RDS uses the Virtual Private Cloud (VPC) service and network security groups to isolate your DB instances. VPCs allow you to define IP addresses that are allowed to access RDS. You can run your DB instances in a VPC to improve security. You can configure subnets and security groups to control access to DB instances.
RDS controls access through the domain/IAM user and security groups. When you create an RDS DB instance, RDS will automatically create an account. You can create an IAM user as required and authorize database objects for the database IAM user for separation of permissions. VPC security groups can have rules that govern both inbound and outbound traffic of DB instances.
RDS uses Transport Layer Security (TLS) and Secure Sockets Layer (SSL) to offer encryption during transmission. You can download the Certificate Chain (CA) certificate from the RDS console and upload it when connecting to a database for authentication.
RDS uses static encryption, tablespace encryption, and homomorphic encryption to encrypt data and then stores the encrypted data. Encryption keys are managed by Key Management Service (KMS).

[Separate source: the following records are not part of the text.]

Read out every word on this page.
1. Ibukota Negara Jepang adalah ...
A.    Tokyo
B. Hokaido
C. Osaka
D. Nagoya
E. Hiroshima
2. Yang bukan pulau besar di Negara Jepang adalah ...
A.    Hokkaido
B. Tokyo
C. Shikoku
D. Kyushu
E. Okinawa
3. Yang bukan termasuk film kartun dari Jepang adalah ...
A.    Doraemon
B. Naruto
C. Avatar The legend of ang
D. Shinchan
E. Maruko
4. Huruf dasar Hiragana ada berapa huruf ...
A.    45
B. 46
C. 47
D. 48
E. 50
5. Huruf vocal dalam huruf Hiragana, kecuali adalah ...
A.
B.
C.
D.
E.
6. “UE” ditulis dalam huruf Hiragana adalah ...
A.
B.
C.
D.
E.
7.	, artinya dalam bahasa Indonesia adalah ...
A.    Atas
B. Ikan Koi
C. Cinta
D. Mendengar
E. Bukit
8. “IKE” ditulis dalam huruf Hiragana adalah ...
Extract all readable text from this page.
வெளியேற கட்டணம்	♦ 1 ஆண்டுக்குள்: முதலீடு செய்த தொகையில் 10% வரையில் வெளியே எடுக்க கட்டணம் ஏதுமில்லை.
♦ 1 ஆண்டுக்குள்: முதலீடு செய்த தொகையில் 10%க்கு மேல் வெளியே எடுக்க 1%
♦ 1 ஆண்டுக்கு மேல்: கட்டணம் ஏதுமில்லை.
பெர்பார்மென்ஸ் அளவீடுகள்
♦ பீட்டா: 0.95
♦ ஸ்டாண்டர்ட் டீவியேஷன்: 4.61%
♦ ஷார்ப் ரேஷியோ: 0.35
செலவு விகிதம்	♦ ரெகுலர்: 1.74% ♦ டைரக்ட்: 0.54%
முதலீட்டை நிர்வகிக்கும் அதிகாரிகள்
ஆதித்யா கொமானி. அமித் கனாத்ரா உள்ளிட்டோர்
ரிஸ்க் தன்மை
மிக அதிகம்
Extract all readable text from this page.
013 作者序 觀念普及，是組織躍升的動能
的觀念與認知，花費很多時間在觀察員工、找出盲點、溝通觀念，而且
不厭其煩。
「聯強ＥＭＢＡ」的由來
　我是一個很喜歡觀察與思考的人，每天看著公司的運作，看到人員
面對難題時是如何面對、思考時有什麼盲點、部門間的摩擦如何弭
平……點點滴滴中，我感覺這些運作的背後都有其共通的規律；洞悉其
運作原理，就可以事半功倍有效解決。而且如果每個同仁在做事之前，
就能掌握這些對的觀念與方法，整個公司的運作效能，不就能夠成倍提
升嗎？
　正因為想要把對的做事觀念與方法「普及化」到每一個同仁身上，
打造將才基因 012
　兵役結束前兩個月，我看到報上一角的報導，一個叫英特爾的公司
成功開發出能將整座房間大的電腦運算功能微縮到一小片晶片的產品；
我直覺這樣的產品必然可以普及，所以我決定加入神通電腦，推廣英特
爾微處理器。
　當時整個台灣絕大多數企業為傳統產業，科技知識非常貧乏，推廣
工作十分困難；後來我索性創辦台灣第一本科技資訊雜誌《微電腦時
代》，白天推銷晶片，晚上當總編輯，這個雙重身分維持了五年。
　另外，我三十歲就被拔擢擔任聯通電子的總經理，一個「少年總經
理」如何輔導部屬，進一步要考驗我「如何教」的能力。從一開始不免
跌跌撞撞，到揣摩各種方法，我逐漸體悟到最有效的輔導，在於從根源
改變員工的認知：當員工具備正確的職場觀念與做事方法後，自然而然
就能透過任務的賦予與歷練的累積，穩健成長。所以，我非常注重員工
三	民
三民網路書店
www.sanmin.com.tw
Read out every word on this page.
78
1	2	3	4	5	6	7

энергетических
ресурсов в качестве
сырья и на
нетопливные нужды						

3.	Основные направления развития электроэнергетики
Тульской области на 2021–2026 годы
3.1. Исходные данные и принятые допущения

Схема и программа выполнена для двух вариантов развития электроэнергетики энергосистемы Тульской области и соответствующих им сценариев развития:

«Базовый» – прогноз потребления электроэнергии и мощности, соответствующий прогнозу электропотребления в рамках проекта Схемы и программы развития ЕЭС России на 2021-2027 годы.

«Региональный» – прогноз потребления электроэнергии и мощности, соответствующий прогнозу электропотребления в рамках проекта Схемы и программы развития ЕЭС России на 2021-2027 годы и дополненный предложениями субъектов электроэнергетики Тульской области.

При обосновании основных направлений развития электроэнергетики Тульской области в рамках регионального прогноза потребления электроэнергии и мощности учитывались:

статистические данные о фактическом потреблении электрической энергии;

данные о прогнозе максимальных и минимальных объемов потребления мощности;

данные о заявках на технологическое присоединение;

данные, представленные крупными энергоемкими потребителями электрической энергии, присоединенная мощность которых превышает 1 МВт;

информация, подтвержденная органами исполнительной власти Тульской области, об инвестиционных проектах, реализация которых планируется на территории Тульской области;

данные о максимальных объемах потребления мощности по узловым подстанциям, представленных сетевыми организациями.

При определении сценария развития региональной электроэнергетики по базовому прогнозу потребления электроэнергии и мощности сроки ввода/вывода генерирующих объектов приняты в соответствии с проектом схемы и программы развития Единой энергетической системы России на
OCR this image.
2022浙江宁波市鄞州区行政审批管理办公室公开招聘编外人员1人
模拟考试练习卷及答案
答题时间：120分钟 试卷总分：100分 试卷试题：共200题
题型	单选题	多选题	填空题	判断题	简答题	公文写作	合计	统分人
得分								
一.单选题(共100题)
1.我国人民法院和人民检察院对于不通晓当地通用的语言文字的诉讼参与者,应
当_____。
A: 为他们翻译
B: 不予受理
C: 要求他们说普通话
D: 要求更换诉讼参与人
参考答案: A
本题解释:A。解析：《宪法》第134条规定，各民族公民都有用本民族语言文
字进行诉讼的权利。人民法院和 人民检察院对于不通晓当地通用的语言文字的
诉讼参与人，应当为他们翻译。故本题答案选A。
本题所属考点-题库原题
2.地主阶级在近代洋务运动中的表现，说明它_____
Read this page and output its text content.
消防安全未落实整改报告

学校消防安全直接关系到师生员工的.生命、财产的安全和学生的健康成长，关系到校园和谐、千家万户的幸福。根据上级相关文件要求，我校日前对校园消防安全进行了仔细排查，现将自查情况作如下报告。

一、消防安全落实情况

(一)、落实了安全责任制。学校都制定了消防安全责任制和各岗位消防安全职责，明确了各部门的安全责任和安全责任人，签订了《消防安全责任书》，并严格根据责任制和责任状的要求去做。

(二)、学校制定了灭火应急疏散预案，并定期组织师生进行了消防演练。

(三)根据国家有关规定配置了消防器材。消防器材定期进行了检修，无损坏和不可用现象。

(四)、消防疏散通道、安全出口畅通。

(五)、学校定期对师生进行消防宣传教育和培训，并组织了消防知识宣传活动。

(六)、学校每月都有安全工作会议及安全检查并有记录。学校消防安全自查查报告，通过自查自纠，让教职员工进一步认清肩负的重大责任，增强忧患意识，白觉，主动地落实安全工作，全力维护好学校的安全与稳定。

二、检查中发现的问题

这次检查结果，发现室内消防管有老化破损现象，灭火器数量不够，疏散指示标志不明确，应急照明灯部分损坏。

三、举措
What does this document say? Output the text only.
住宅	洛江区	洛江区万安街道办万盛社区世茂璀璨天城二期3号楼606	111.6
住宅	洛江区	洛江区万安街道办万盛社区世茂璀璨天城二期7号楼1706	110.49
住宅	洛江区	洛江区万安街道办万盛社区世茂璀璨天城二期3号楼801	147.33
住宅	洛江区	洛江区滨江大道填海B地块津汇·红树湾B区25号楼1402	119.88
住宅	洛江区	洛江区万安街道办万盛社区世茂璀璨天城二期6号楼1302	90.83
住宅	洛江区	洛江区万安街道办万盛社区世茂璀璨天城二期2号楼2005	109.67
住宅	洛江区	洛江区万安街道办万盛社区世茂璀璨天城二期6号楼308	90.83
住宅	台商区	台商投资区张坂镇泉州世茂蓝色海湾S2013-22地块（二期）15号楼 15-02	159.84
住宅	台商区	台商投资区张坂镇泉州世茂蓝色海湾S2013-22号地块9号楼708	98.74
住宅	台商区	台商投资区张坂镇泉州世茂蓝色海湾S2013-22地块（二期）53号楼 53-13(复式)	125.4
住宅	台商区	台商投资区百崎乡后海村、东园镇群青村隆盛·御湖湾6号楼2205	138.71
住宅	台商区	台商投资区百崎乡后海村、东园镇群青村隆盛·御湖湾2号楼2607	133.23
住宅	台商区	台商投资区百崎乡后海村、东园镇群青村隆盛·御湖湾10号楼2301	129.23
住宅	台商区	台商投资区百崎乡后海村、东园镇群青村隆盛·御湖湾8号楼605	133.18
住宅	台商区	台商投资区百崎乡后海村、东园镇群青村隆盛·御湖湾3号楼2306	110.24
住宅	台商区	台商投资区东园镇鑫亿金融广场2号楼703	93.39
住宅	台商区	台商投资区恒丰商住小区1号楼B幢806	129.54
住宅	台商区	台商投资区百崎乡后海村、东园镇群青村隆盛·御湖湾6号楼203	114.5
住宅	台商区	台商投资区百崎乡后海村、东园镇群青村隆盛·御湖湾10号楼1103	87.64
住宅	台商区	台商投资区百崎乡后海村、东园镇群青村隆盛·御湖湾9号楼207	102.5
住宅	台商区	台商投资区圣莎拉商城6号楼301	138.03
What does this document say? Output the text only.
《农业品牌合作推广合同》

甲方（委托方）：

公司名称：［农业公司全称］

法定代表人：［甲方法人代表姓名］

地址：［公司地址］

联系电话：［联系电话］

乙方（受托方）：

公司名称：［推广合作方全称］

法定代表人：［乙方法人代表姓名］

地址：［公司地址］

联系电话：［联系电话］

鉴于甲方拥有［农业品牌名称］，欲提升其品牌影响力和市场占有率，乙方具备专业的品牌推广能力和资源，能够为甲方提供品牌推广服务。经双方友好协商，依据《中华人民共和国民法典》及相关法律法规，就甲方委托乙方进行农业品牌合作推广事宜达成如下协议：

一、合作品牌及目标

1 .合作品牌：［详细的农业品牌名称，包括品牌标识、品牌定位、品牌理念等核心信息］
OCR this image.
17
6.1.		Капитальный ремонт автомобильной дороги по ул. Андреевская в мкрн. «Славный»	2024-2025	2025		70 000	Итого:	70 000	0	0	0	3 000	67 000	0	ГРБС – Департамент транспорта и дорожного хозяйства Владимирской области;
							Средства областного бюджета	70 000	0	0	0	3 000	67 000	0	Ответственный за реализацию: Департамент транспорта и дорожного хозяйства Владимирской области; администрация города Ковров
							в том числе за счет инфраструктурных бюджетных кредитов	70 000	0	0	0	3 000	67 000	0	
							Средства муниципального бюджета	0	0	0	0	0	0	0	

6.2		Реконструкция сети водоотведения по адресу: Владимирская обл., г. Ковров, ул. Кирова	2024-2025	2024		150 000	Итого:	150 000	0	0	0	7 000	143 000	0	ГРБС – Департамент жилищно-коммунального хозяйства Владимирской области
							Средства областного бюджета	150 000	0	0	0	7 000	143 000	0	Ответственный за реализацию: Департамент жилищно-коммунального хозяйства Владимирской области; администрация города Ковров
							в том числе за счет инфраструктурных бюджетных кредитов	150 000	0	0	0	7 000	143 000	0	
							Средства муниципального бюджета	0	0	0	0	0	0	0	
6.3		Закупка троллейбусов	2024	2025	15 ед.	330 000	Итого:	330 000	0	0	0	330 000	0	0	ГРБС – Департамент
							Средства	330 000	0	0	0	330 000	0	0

When you delete an RDS DB instance, the disks it attaches, object storage space its backups occupy, and all data it stores will be deleted. The deleted data cannot be viewed or restored.
When you connect to an RDS DB instance through a public network, your DB instance may be in a distributed denial-of-service attack. If the RDS security system detects a DDoS attack, it will enable the anti-DDoS function. If the function cannot defend against the attack or the attack reaches the black hole threshold, black hole processing is triggered to ensure availability of the RDS service.
RDS is protected by multiple layers of firewalls that can ensure data security by defending against various malicious attacks, such as DDoS attacks and SQL injections. You are advised to access RDS through a private network to protect RDS DB instances from DDoS attacks.